Academic background
- Education: Free University of Berlin European Molecular Biology Laboratory Ruprecht-Karls-University Heidelberg

Academic work
- Institutions: University of Michigan

= Margit Burmeister =

American scientist and academic

Margit Burmeister is an associate Chair and professor of computational medicine and Bioinformatics at the University of Michigan Medical School.

Burmeister's work has focused primarily on the genetics of a neurological disorder, ataxia, and on the genetic and biological basis of psychiatric disorders and related personality traits, using large-scale genomics, rigorous statistical methods, and integrative approaches spanning molecular neuroscience, animal models, and human behavior. She is a recipient of the 1995 Klingenstein Fellowship Award as well as the recipient of the 1999 Humboldt Research Fellowship.

==Education==
Burmeister completed her undergraduate studies at the Free University of Berlin in 1983. In 1987, she completed a graduate program at the European Molecular Biology Laboratory (EMBL) and received her graduate degree from Ruprecht-Karls-University Heidelberg.

==Career==
Burmeister began her academic career in 1991 as an assistant research scientist and assistant professor at the University of Michigan, Ann Arbor. In 1997, she was appointed senior associate researcher and associate professor of Psychiatry and Human Genetics.

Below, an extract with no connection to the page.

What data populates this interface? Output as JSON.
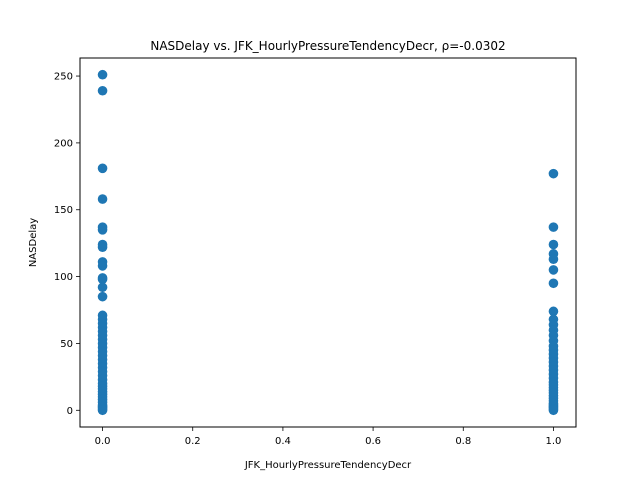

Since 2005, she has worked as a research professor at the Michigan Neuroscience Institute and as a professor of Psychiatry and Human Genetics at the University of Michigan. Additionally, since 2008, she has directed the Bioinformatics graduate program and, since 2010, has been working as an associate chair, both in the Gilbert Omenn Department of Computational Medicine & Bioinformatics.

Burmeister also holds professional appointments outside academia. Since 2022, she has been on the scientific advisory board of Nucleus Genomics, and since 2025, she has been a founding member, angel investor, and genetics expert at Forum The Phoenix.

==Research==
Burmeister's research has explored genetic factors that contribute to psychiatric disorders and has focused on understanding how these genetic influences interact with environmental factors. She has used a range of genomic methods, including linkage analysis, next-generation sequencing, and computational bioinformatics, and has contributed towards discovering genes involved in conditions such as ataxia, seizures, addiction, and mood disorders.

A significant focus of Burmeister's research has been on how genetic variation modulates individual responses to environmental stressors, particularly in the context of depression and addiction. She has contributed to studies on gene-environment interactions, exploring how specific genetic variants influence the risk of developing mental health conditions when coupled with stressful life experiences. Her work has highlighted that genetic predispositions do not act in isolation but may alter susceptibility to psychiatric outcomes in interaction with environmental contexts.

In addition to behavioral and psychiatric genetics, Burmeister's work has also focused on complex disease genetics and neurogenetics. Her work has emphasized the importance of integrating genetic data with environmental and developmental factors to better understand and potentially mitigate the risk for complex brain disorders.

Burmeister has also researched on the genetic basis of hereditary ataxias, focusing on the identification of disease-causing genes and mutations. Using human genetic and genomic approaches, her work on ataxia has contributed to the classification of ataxia subtypes and the diagnostic evaluation of affected families.

==Awards and honors==
- 1995 – Klingenstein Fellowship Award
- 1999 – Humboldt Research Fellowship Programme
- 2018 – Alexander von Humboldt Award

==Selected articles==
- Cox, D. R., Burmeister, M., Price, E. R., Kim, S., & Myers, R. M. (1990). Radiation hybrid mapping: a somatic cell genetic method for constructing high-resolution maps of mammalian chromosomes. Science, 250(4978), 245-250.
- Bomar, J. M., Benke, P. J., Slattery, E. L., Puttagunta, R., Taylor, L. P., Seong, E., ... & Burmeister, M. (2003). Mutations in a novel gene encoding a CRAL-TRIO domain cause human Cayman ataxia and ataxia/dystonia in the jittery mouse. Nature genetics, 35(3), 264-269.
- Sen, S., Burmeister, M., & Ghosh, D. (2004). Meta‐analysis of the association between a serotonin transporter promoter polymorphism (5‐HTTLPR) and anxiety‐related personality traits. American Journal of Medical Genetics Part B: Neuropsychiatric Genetics, 127(1), 85-89.
- Karg, K., Burmeister, M., Shedden, K., & Sen, S. (2011). The serotonin transporter promoter variant (5-HTTLPR), stress, and depression meta-analysis revisited: evidence of genetic moderation. Archives of general psychiatry, 68(5), 444-454.
- Seong, E., Insolera, R., Dulovic, M., Kamsteeg, E. J., Trinh, J., Brüggemann, N., ... & Burmeister, M. (2018). Mutations in VPS13D lead to a new recessive ataxia with spasticity and mitochondrial defects. Annals of neurology, 83(6), 1075-1088.